Sin embargo, Cabrales considera que la gran posibilidad para Colombia está en la importación a medio plazo de gas de Venezuela con el fin de suplir la demanda interna ante la preocupante caída de las reservas, que alcanzan para cerca de seis años más.
«Llevamos 12 años de caída de las reservas, han bajado un 64 % porque estamos consumiéndolas todos los años. Solamente un año, en 2021, las repusimos, pero de resto la adición de reservas ha sido inferior al consumo», explica.
Los problemas del gasoducto
Cabrales subraya que aunque Venezuela tiene gas de sobra para atender a Colombia, la tarea tampoco es tan fácil como lo plantea Petro, quien el miércoles dijo en un discurso: «Vamos a traer gas venezolano muchísimo más barato», sin dar detalles.
La razón es que el Gasoducto Transcaribeño Antonio Ricaurte, construido por los dos países en 2007, durante los Gobiernos de Álvaro Uribe y Hugo Chávez, «hace 10 años no se utiliza, está parcialmente desmantelado y las estaciones y toda la infraestructura están en bastante mal estado».
Ese gasoducto, de 224 kilómetros de longitud, surgió de un acuerdo, «inicialmente para exportar gas de Colombia a Venezuela durante cuatro años», con el fin de abastecer la ciudad de Maracaibo mientras se desarrollaban infraestructuras internas, y luego se invertiría el flujo, pero el plan se interrumpió años después.
«Colombia exportó gas a Venezuela, es el único momento en que Colombia ha exportado gas.
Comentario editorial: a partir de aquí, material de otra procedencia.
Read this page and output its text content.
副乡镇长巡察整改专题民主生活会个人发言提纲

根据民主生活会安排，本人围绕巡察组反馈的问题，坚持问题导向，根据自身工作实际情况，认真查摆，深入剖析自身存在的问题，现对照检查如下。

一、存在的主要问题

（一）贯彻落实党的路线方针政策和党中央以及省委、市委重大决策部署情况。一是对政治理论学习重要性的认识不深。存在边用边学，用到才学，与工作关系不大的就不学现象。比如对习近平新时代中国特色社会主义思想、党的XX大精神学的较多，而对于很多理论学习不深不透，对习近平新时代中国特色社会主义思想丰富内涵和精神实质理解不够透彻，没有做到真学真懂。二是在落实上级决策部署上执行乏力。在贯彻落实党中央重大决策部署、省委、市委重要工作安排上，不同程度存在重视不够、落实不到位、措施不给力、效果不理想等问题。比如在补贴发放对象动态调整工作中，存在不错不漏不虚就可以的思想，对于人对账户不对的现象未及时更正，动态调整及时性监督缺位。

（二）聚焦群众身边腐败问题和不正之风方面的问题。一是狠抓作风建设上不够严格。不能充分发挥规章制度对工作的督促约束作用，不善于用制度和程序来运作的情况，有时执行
Y el negocio era que después Venezuela nos iba a vender en cifras actuales entre un 15 y un 20 % de los requerimientos que tenemos de gas, pero nunca nos vendieron el gas, nunca cumplieron su parte del negocio», afirma.
Según el experto, por el abandono del lado venezolano «en este momento técnicamente no hay forma de operar» el gasoducto.
«Del lado colombiano, que son como 88 kilómetros, se necesita al menos un año de reparaciones para ponerlo a punto. Del lado venezolano, que pueden ser cerca de 140 kilómetros desde la frontera hasta Maracaibo, se necesitaría más tiempo de reparaciones, de reconstrucción de la tubería», agrega.
Adicionalmente, «en Maracaibo no hay gas» porque los yacimientos de Venezuela están costa afuera en Campo Perla, a 50 kilómetros del continente, y ese gas «lo utilizan solamente para las térmicas» de ese país, pero para exportarlo a Colombia «habría que bajarlo antes a Maracaibo».
Campo Perla, operado por la española Repsol y la italiana ENI en sociedad con la venezolana Pdvsa, «tiene reservas de 16 terapiés cúbicos», lo que equivale a «2,5 veces las reservas de Sirius-2 (seis terapiés cúbicos)», el mayor yacimiento gasífero de Colombia, también costa afuera y explorado por Ecopetrol y la brasileña Petrobras, que se espera que comience a producir en 2030.